AU is a super fascinating band. A solo vehicle from Portland, OR, the band revolves around keyboardist Luke Wyland, at times swelling to sizes of five members. I once saw AU at a college show in Boulder, Colorado, on this particular night performing as a keys-and-drums duo. The band was playing a run of shows with another band of the exact formula, Philadelphia’s math-rock combo Pattern Is Movement (now N. American labelmates of AU on Portland’s Hometapes). The similarities between the two bands were obvious. PiM’s Andrew Thiboldeaux and AU’s Wyland are both clearly really fucking accomplished pianists, and they both have pipes that belong to opera singers.

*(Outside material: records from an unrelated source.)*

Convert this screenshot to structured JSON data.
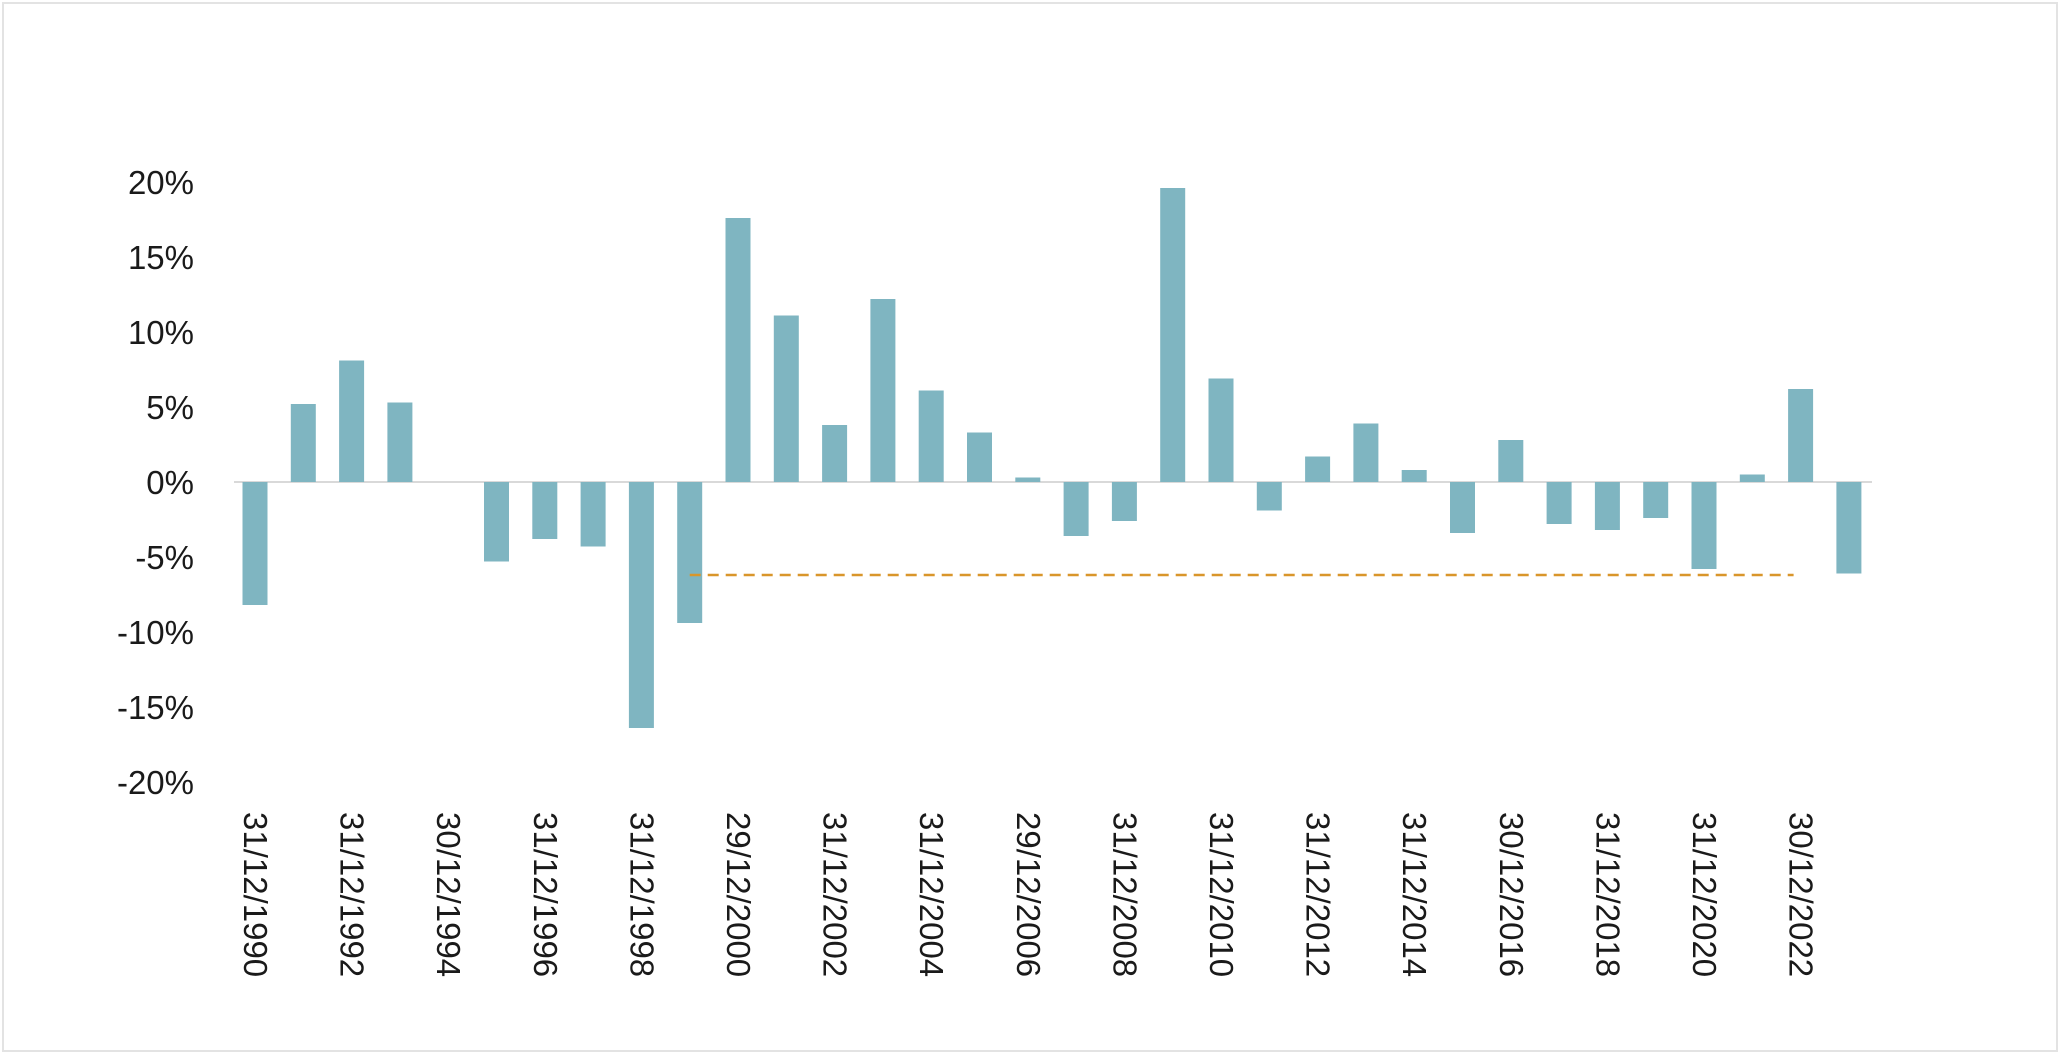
{
  "chart_data": {
    "type": "bar",
    "title": "",
    "xlabel": "",
    "ylabel": "",
    "ylim": [
      -0.2,
      0.2
    ],
    "yticks": [
      0.2,
      0.15,
      0.1,
      0.05,
      0,
      -0.05,
      -0.1,
      -0.15,
      -0.2
    ],
    "ytick_labels": [
      "20%",
      "15%",
      "10%",
      "5%",
      "0%",
      "-5%",
      "-10%",
      "-15%",
      "-20%"
    ],
    "x_tick_labels": [
      "31/12/1990",
      "31/12/1992",
      "30/12/1994",
      "31/12/1996",
      "31/12/1998",
      "29/12/2000",
      "31/12/2002",
      "31/12/2004",
      "29/12/2006",
      "31/12/2008",
      "31/12/2010",
      "31/12/2012",
      "31/12/2014",
      "30/12/2016",
      "31/12/2018",
      "31/12/2020",
      "30/12/2022"
    ],
    "grid": false,
    "bar_color": "#7fb5c1",
    "series": [
      {
        "values": [
          -0.082,
          0.052,
          0.081,
          0.053,
          0.0,
          -0.053,
          -0.038,
          -0.043,
          -0.164,
          -0.094,
          0.176,
          0.111,
          0.038,
          0.122,
          0.061,
          0.033,
          0.003,
          -0.036,
          -0.026,
          0.196,
          0.069,
          -0.019,
          0.017,
          0.039,
          0.008,
          -0.034,
          0.028,
          -0.028,
          -0.032,
          -0.024,
          -0.058,
          0.005,
          0.062,
          -0.061
        ]
      }
    ],
    "reference_line": {
      "value": -0.062,
      "style": "dashed",
      "color": "#d9962b",
      "from_index": 9,
      "to_index": 32
    }
  }
}
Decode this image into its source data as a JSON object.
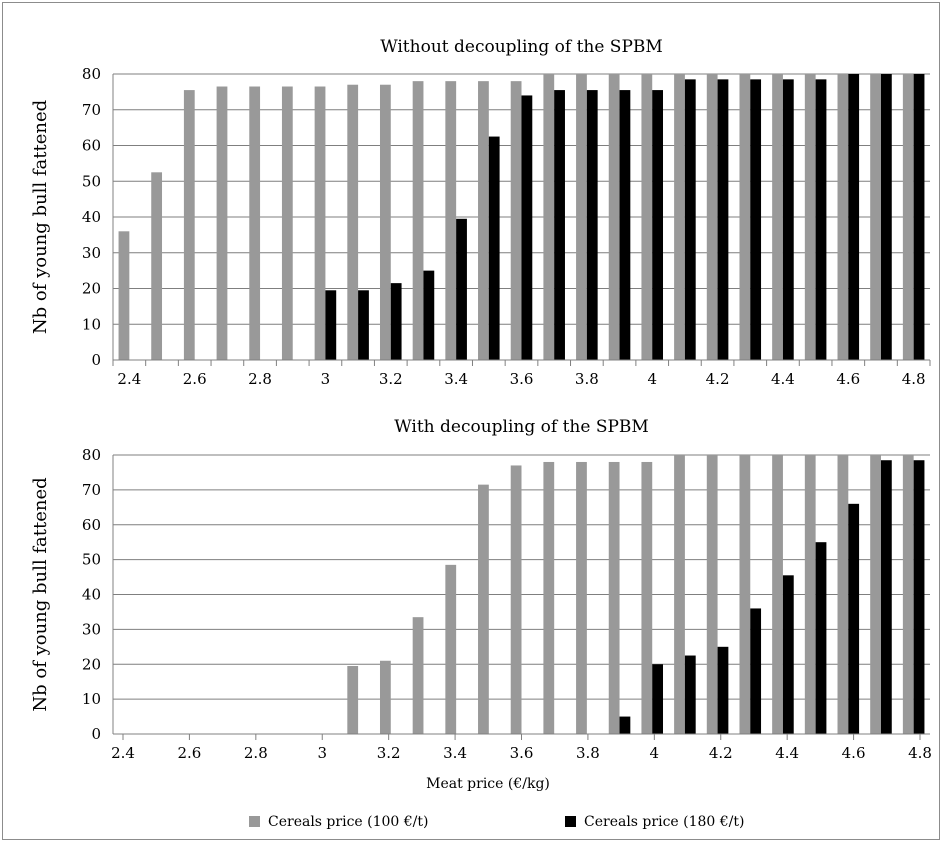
{
  "colors": {
    "series1": "#999999",
    "series2": "#000000",
    "grid": "#7f7f7f",
    "axis": "#808080",
    "text": "#000000"
  },
  "xlabel": "Meat price (€/kg)",
  "legend": {
    "placement": "bottom",
    "entries": [
      "Cereals price (100 €/t)",
      "Cereals price (180 €/t)"
    ]
  },
  "chart_data": [
    {
      "type": "bar",
      "title": "Without decoupling of the SPBM",
      "ylabel": "Nb of young bull fattened",
      "xlabel": "",
      "ylim": [
        0,
        80
      ],
      "yticks": [
        0,
        10,
        20,
        30,
        40,
        50,
        60,
        70,
        80
      ],
      "grid": true,
      "categories": [
        "2.4",
        "2.5",
        "2.6",
        "2.7",
        "2.8",
        "2.9",
        "3",
        "3.1",
        "3.2",
        "3.3",
        "3.4",
        "3.5",
        "3.6",
        "3.7",
        "3.8",
        "3.9",
        "4",
        "4.1",
        "4.2",
        "4.3",
        "4.4",
        "4.5",
        "4.6",
        "4.7",
        "4.8"
      ],
      "tick_labels": [
        "2.4",
        "",
        "2.6",
        "",
        "2.8",
        "",
        "3",
        "",
        "3.2",
        "",
        "3.4",
        "",
        "3.6",
        "",
        "3.8",
        "",
        "4",
        "",
        "4.2",
        "",
        "4.4",
        "",
        "4.6",
        "",
        "4.8"
      ],
      "series": [
        {
          "name": "Cereals price (100 €/t)",
          "values": [
            36,
            52.5,
            75.5,
            76.5,
            76.5,
            76.5,
            76.5,
            77,
            77,
            78,
            78,
            78,
            78,
            80,
            80,
            80,
            80,
            80,
            80,
            80,
            80,
            80,
            80,
            80,
            80
          ]
        },
        {
          "name": "Cereals price (180 €/t)",
          "values": [
            0,
            0,
            0,
            0,
            0,
            0,
            19.5,
            19.5,
            21.5,
            25,
            39.5,
            62.5,
            74,
            75.5,
            75.5,
            75.5,
            75.5,
            78.5,
            78.5,
            78.5,
            78.5,
            78.5,
            80,
            80,
            80
          ]
        }
      ]
    },
    {
      "type": "bar",
      "title": "With decoupling of the SPBM",
      "ylabel": "Nb of young bull fattened",
      "xlabel": "Meat price (€/kg)",
      "ylim": [
        0,
        80
      ],
      "yticks": [
        0,
        10,
        20,
        30,
        40,
        50,
        60,
        70,
        80
      ],
      "grid": true,
      "categories": [
        "2.4",
        "2.5",
        "2.6",
        "2.7",
        "2.8",
        "2.9",
        "3",
        "3.1",
        "3.2",
        "3.3",
        "3.4",
        "3.5",
        "3.6",
        "3.7",
        "3.8",
        "3.9",
        "4",
        "4.1",
        "4.2",
        "4.3",
        "4.4",
        "4.5",
        "4.6",
        "4.7",
        "4.8"
      ],
      "tick_labels": [
        "2.4",
        "2.6",
        "2.8",
        "3",
        "3.2",
        "3.4",
        "3.6",
        "3.8",
        "4",
        "4.2",
        "4.4",
        "4.6",
        "4.8"
      ],
      "series": [
        {
          "name": "Cereals price (100 €/t)",
          "values": [
            0,
            0,
            0,
            0,
            0,
            0,
            0,
            19.5,
            21,
            33.5,
            48.5,
            71.5,
            77,
            78,
            78,
            78,
            78,
            80,
            80,
            80,
            80,
            80,
            80,
            80,
            80
          ]
        },
        {
          "name": "Cereals price (180 €/t)",
          "values": [
            0,
            0,
            0,
            0,
            0,
            0,
            0,
            0,
            0,
            0,
            0,
            0,
            0,
            0,
            0,
            5,
            20,
            22.5,
            25,
            36,
            45.5,
            55,
            66,
            78.5,
            78.5
          ]
        }
      ]
    }
  ]
}
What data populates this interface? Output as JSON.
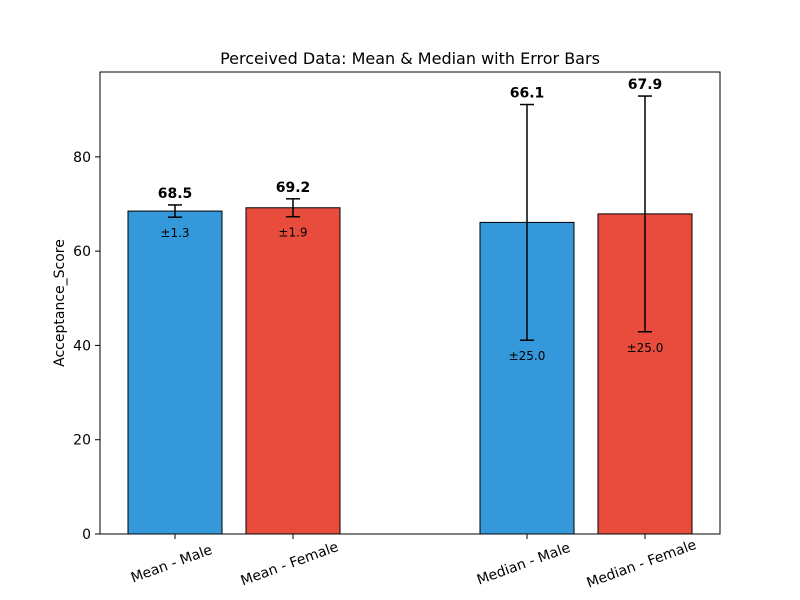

What impressed me most about AU that night–my first experience hearing a note of music from them–was pair’s disregard for convention. Sure, you could lump a lot of technically proficient bands into the math-rock genre; the aforementioned Pattern Is Movement, Maps & Atlases, even Stern and Deerhoof have been lazily cast into this cubbyhole of rock, unfairly categorized as music nerds simply because they know how to tune their guitars.

But AU is not a barrage on the senses. The operatic moments break through the intense drum polyrhythms to
provide sublime moments of bliss. “M. Sea” makes me want to close my eyes–one of my favorite barometers of a successful record; Wyland’s organ and voice soar in the clouds. It’s cool.

On that note, despite my admiration for a dude who can actually belt it out for a change, the full, strong voice is distracting at times. Like other weird/hyper prog band Dirty Projectors, the feats of vocal range lose their luster around halfway through the album. It reminds me of seeing one of those weird bicycles all the university professors seem to be addicted to, with the frame nearly scraping the blacktop, the seat and handlebars sticking way up like some kind of circus clown bike. Can’t you just ride a normal bike, dude? : Can’t you just sing a normal song, dude? Whatever. Records and bands that deviate from the formula are always difficult to stomach entirely upon first listen, and perhaps it’s unfair of me to dock points from band’s success because it’s not easy to swallow. But at the end of the day, I’m not putting this record on and geeking out with my friends and listening to it on the bus. I’m listening to it twice this year. Tops.